The Meeting Rooms Problem is a classic interval scheduling problem in algorithms. It deals with the question of whether a person can attend all meetings, or alternatively, the minimum number of meeting rooms required to accommodate all meetings. This problem is widely used in technical interviews and real-world scheduling systems, making it a must-know for programmers.

The problem can be framed in two major variations:

  • Meeting Rooms I: Given a set of intervals, can one person attend all the meetings without overlaps?
  • Meeting Rooms II: Find the minimum number of rooms required to schedule all meetings such that no overlaps occur in the same room.

Understanding the Meeting Rooms Problem

We are given an array of intervals, where each interval has a start time and an end time. For example, let’s say:

Meetings = [(0,30), (5,10), (15,20)]

Graphically, these meetings look like this:

Meeting Rooms Problem: Greedy Interval Scheduling Explained with Examples

From the diagram, (0,30) conflicts with both (5,10) and (15,20). Clearly, one meeting room is not enough.

Approach 1: Greedy Algorithm for Meeting Rooms I

To check if a person can attend all meetings without conflict:

  1. Sort the intervals by start times.
  2. Check if any meeting overlaps with the next one (i.e., if start[i] < end[i-1]).
  3. If overlap is found, attending all meetings is not possible.

Python Implementation


def can_attend_meetings(intervals):
    intervals.sort(key=lambda x: x[0])  # Sort by start times
    for i in range(1, len(intervals)):
        if intervals[i][0] < intervals[i-1][1]:
            return False
    return True

# Example
meetings = [(0,30),(5,10),(15,20)]
print(can_attend_meetings(meetings))  # Output: False

This approach runs in O(n log n) due to sorting.

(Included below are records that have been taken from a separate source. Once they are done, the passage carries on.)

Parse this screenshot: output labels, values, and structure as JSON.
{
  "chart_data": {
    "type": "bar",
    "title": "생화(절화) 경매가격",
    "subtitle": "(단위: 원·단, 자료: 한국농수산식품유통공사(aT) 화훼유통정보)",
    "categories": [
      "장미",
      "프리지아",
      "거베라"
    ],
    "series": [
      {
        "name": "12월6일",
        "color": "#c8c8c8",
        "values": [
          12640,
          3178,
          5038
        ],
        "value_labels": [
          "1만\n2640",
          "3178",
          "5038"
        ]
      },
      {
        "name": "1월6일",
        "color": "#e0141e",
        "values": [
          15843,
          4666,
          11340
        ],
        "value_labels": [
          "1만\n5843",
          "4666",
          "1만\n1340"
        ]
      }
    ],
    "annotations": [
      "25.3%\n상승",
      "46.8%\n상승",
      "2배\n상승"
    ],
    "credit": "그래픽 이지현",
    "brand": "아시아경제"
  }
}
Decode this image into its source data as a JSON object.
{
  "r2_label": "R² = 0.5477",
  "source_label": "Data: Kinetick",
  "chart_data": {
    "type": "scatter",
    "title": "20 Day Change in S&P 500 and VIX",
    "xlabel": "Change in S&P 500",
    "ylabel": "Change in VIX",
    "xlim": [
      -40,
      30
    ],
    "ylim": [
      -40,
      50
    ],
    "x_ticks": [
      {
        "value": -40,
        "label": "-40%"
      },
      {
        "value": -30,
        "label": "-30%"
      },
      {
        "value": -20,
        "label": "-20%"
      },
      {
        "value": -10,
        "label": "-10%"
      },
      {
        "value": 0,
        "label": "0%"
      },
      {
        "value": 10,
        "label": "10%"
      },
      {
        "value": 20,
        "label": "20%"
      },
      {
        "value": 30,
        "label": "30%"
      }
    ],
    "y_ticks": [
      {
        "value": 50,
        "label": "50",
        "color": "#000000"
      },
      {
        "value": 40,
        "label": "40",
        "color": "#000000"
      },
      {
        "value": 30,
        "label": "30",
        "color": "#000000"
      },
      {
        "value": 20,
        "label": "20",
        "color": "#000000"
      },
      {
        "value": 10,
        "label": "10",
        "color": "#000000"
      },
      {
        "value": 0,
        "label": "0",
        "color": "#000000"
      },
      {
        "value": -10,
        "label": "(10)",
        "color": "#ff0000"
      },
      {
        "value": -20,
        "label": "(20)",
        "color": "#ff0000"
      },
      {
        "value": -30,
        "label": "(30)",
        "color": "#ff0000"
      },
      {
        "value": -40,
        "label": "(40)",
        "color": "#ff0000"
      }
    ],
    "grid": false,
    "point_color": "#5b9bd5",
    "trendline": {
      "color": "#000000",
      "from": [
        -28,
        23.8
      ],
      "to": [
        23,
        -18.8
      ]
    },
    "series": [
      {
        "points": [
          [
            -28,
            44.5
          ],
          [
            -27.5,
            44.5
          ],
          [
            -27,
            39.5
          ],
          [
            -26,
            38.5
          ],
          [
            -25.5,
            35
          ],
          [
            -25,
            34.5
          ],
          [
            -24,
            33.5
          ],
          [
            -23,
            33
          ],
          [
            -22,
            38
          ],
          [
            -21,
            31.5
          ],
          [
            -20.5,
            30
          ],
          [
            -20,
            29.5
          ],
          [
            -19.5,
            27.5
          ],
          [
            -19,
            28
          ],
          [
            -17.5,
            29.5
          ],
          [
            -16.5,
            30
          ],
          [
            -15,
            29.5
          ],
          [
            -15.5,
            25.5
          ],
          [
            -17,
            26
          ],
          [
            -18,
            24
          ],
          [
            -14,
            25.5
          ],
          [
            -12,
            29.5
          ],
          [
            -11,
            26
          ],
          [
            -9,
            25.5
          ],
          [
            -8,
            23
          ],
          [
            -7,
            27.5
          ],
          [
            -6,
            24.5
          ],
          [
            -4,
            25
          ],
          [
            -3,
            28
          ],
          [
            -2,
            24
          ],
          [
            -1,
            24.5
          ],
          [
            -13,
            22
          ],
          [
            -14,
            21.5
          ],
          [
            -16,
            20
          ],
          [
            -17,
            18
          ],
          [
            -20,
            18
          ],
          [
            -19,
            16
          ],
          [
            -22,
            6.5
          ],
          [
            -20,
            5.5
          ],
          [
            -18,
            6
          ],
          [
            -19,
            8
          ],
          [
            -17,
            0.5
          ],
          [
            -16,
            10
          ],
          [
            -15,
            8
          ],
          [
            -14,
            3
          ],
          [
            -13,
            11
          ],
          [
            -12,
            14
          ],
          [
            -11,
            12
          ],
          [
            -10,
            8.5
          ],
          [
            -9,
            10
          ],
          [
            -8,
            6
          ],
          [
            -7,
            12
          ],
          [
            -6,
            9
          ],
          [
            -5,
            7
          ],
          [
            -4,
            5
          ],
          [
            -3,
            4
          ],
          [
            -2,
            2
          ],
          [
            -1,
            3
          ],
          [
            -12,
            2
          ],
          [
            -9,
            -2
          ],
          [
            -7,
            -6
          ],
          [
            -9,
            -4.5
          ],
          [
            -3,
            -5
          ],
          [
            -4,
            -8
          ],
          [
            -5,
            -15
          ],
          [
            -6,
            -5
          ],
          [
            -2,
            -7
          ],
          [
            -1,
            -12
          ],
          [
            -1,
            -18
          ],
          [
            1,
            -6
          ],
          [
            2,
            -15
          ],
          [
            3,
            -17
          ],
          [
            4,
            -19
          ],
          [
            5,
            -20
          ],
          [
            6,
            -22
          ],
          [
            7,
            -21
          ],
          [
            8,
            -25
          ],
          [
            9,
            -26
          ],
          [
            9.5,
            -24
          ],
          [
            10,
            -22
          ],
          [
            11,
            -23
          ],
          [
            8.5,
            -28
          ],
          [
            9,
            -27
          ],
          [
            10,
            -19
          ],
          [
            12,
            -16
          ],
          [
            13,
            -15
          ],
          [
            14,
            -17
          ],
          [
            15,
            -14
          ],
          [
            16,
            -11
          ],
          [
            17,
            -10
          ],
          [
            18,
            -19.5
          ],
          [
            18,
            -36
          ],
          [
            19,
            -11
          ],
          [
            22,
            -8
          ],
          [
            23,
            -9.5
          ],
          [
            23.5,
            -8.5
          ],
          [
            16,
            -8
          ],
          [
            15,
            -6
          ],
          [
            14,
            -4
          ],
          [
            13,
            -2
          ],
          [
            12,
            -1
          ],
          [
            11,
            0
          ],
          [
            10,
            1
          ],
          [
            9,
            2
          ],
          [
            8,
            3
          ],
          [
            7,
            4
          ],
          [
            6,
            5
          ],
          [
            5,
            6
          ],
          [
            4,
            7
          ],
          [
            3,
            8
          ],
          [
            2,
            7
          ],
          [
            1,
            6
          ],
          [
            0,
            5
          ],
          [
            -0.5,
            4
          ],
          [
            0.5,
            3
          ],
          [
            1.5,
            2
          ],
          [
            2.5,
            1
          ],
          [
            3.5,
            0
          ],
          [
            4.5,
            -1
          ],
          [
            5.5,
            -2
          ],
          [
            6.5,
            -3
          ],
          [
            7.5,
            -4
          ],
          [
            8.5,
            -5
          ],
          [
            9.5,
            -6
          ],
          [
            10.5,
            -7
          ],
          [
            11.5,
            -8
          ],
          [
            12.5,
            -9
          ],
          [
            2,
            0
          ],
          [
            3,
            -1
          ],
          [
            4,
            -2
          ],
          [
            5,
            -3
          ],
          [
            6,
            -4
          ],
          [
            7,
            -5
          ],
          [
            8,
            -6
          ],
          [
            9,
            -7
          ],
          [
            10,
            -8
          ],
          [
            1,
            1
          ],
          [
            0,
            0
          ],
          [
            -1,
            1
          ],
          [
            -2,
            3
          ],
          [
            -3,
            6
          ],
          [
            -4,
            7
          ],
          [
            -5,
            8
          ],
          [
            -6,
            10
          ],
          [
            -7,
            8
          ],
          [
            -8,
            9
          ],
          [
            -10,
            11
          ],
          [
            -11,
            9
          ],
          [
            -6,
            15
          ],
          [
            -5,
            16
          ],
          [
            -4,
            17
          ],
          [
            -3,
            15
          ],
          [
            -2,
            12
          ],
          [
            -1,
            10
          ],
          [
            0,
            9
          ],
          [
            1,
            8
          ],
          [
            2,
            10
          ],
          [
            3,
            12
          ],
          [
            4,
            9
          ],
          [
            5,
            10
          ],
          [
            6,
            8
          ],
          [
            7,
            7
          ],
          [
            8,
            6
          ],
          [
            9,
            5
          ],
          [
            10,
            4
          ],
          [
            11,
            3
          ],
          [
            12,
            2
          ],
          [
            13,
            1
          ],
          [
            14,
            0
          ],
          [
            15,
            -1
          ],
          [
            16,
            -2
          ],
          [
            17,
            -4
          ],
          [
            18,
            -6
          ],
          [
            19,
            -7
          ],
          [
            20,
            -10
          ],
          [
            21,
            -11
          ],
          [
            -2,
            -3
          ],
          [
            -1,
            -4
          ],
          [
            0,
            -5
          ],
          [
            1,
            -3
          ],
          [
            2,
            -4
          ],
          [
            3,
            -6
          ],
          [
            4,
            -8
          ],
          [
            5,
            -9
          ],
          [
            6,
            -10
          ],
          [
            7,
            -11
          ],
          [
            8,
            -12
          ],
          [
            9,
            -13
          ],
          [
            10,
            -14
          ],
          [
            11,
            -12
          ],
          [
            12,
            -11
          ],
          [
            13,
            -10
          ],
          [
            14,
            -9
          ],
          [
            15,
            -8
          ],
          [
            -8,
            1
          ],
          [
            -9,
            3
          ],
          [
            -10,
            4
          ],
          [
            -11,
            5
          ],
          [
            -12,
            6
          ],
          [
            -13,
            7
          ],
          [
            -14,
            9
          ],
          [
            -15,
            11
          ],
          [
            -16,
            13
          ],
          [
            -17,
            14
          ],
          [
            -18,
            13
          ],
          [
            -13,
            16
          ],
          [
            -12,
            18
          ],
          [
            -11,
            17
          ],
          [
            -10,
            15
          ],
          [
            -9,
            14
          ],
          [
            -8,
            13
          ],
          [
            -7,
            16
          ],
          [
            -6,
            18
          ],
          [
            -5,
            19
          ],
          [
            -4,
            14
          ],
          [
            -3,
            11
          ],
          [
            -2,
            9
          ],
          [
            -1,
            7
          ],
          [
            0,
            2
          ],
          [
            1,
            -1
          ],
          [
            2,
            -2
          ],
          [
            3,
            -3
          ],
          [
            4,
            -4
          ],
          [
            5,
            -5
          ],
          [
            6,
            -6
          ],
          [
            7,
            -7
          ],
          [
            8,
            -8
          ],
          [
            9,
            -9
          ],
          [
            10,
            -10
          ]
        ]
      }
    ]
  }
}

Approach 2: Greedy Algorithm for Meeting Rooms II

Now, we want to find the minimum number of rooms required. The greedy idea:

  1. Sort meetings by start time.
  2. Use a min-heap (priority queue) to track current meeting end times.
  3. For each meeting:
    • If the earliest ending meeting is finished (end_time <= current start), we can reuse that room.
    • Otherwise, we need a new room.

Python Implementation


import heapq

def min_meeting_rooms(intervals):
    if not intervals: return 0
    
    intervals.sort(key=lambda x: x[0])
    heap = []
    heapq.heappush(heap, intervals[0][1])  # End time of first meeting
    
    for i in range(1, len(intervals)):
        if heap[0] <= intervals[i][0]:  # Room can be reused
            heapq.heappop(heap)
        heapq.heappush(heap, intervals[i][1])
    
    return len(heap)

# Example
meetings = [(0,30),(5,10),(15,20)]
print(min_meeting_rooms(meetings))  # Output: 2

This solution also runs in O(n log n), where n is the number of meetings. The heap ensures optimal room allocation.

Visual Example of Greedy Allocation

Let’s consider another input: [(0,5), (6,10), (5,7), (8,9)].

Meeting Rooms Problem: Greedy Interval Scheduling Explained with Examples

The greedy algorithm efficiently assigns 2 rooms, ensuring no overlaps within the same room.

Complexity Analysis

  • Time Complexity: Both solutions sort intervals first β†’ O(n log n).
  • Space Complexity:
    • Meeting Rooms I: O(1)
    • Meeting Rooms II: O(n) due to heap.

Interactive Example (Try Yourself)

You can experiment with different meeting intervals using Python:


meetings = [(1,4),(2,5),(7,9),(3,6)]
print("Can attend all meetings:", can_attend_meetings(meetings))
print("Minimum rooms required:", min_meeting_rooms(meetings))

Key Takeaways

  • The Meeting Rooms Problem demonstrates the power of greedy algorithms.
  • Sorting by start times is the critical first step in both variations.
  • Heap-based scheduling ensures optimal room allocation for multiple meetings.
  • This problem maps directly to real-world scenarios like conference scheduling, CPU task execution, and booking systems.

By mastering the Meeting Rooms Problem, you strengthen your foundation in interval scheduling, heap data structures, and greedy algorithm design, preparing yourself for complex scheduling and optimization problems.